/Distributed-Map-Reduce

A distributed MapReduce implementation following the Pi calculus in the language Pict

Distributed MapReduce

A distributed MapReduce implementation built with using the Pi calculus within the programming language Pict

Authors

Chris Turgeon and Daniel Tabin

Runing Instructions

Our program requires the types of the input, intermediate, and output keys and values to be specified. In our solution, these are declared as K1 V1, K2 V2, and K3 V3. These types are specified to statically check that correct types are used within the map, reduce, and compare functions. To compile and run a Pict file, simply do the following:

pict <FILE_NAME>.pi -o a.out
./a.out

Code

We present two examples, namely problem1.pi and problem2.pi, of using the MapReduce engine to solve a problem. To run your own MapReduce solution on our engine, simply replace the map, reduce and compare functions in the file, as well as the types in the top of the file, to be geared to your own solution.

Additional Description

It should be noted that we split our compare function into two functions. One is used for sorting and one is a boolean to check equality. This is done within problem1.pi because we want to sort on substring length, but a comparator that only checks substring length will decide that words such as "tis" and "his" are equal, which is clearly false. Thus our MapReduce function technically takes four arguments; however both the equality checking function, and the sorting comparitor function can be considered to be parts of a single overall comparator function.
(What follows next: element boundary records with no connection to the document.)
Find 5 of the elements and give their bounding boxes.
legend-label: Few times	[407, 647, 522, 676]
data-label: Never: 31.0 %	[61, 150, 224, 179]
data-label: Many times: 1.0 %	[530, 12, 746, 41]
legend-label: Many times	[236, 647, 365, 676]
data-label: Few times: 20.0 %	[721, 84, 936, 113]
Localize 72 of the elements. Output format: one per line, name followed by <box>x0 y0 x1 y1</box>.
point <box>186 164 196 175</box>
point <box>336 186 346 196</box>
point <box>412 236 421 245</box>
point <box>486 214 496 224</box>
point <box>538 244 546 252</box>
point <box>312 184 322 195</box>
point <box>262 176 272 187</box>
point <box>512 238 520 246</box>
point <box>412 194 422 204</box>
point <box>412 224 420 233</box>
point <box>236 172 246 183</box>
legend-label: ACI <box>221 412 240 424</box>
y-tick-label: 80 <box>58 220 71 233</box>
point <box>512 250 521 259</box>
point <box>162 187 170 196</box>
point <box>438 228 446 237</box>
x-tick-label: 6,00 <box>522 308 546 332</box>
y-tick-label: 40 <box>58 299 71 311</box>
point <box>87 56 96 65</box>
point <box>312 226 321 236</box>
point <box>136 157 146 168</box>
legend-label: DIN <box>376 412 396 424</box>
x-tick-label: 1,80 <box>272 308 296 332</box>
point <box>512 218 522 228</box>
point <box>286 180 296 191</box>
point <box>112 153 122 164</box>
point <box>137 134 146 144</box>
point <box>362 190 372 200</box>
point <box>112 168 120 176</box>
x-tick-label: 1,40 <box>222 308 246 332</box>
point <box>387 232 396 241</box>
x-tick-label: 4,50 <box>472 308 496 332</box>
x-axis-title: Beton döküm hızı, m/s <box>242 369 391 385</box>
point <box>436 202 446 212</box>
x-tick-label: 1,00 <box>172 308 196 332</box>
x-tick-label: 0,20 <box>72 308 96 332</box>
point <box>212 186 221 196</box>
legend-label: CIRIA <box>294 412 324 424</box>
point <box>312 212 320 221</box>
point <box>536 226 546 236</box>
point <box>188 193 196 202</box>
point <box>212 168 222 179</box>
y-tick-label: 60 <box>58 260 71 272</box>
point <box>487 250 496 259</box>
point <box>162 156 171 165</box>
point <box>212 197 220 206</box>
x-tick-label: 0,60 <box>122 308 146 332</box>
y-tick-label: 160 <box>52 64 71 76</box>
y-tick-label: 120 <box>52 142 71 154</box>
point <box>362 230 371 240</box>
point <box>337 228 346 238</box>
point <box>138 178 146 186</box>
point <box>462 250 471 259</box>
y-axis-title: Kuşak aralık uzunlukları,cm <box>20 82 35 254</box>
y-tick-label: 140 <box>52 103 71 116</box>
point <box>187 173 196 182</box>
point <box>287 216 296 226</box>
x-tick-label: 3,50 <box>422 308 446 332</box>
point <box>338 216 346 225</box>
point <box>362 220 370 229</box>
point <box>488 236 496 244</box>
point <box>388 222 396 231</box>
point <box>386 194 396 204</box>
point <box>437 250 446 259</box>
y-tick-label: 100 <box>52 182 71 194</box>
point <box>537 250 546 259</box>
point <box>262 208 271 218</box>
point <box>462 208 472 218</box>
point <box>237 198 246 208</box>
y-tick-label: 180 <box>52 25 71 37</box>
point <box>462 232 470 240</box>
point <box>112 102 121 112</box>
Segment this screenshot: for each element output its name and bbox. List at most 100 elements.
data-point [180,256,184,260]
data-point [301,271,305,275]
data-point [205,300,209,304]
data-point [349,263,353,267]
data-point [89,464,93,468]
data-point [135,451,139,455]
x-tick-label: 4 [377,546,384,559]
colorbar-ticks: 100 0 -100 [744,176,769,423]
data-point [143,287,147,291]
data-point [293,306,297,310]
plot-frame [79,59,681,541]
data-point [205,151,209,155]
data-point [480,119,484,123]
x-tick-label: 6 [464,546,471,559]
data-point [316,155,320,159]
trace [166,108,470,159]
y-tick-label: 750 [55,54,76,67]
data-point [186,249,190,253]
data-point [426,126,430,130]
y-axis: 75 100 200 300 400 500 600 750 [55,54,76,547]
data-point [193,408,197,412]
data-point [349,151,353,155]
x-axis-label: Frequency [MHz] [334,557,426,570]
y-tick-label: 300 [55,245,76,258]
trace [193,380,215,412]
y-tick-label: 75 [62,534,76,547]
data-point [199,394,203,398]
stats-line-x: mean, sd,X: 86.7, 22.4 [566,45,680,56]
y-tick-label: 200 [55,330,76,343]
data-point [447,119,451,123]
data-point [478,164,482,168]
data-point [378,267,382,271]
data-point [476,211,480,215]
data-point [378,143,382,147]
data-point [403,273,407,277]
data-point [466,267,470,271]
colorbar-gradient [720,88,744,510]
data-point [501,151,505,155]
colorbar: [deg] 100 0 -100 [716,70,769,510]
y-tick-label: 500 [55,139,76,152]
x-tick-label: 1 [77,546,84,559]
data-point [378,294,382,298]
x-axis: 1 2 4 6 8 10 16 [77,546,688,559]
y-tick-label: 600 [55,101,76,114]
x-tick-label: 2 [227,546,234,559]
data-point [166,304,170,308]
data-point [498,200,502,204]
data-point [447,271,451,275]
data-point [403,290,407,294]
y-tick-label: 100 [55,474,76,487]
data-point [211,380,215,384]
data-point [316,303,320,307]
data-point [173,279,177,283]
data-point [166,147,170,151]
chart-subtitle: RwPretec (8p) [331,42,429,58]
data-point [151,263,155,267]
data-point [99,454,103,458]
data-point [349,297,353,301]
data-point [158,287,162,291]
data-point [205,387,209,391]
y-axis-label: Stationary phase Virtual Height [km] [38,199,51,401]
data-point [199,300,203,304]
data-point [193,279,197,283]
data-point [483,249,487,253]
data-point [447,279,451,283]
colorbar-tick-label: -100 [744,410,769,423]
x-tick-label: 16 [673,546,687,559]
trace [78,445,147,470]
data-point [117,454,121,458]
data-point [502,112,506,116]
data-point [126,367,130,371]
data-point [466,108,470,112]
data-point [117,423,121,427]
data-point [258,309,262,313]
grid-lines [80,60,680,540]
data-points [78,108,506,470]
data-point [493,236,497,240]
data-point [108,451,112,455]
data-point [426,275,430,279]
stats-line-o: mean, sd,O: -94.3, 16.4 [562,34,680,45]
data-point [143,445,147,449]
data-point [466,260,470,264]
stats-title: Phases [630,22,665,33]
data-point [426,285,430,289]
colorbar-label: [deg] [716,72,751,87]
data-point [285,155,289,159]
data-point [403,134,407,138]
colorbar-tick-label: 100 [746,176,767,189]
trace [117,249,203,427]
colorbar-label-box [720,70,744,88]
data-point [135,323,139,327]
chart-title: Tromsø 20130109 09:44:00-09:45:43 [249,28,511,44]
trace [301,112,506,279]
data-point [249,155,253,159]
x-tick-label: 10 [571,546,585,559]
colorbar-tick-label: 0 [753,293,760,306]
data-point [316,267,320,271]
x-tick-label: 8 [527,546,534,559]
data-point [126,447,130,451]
Problem 2 takes the approach of generating localized statistics per line, then reduce will take the summation and average them all. We assumed that characters is the total number of characters in the "sonnet" or input then we assumed characters per word involves stripped words. That is, all non-alphanumeric characters were removed from the words during map processing. So for example "Jerome's" would become "Jeromes" and then chars per word is calculated based on that.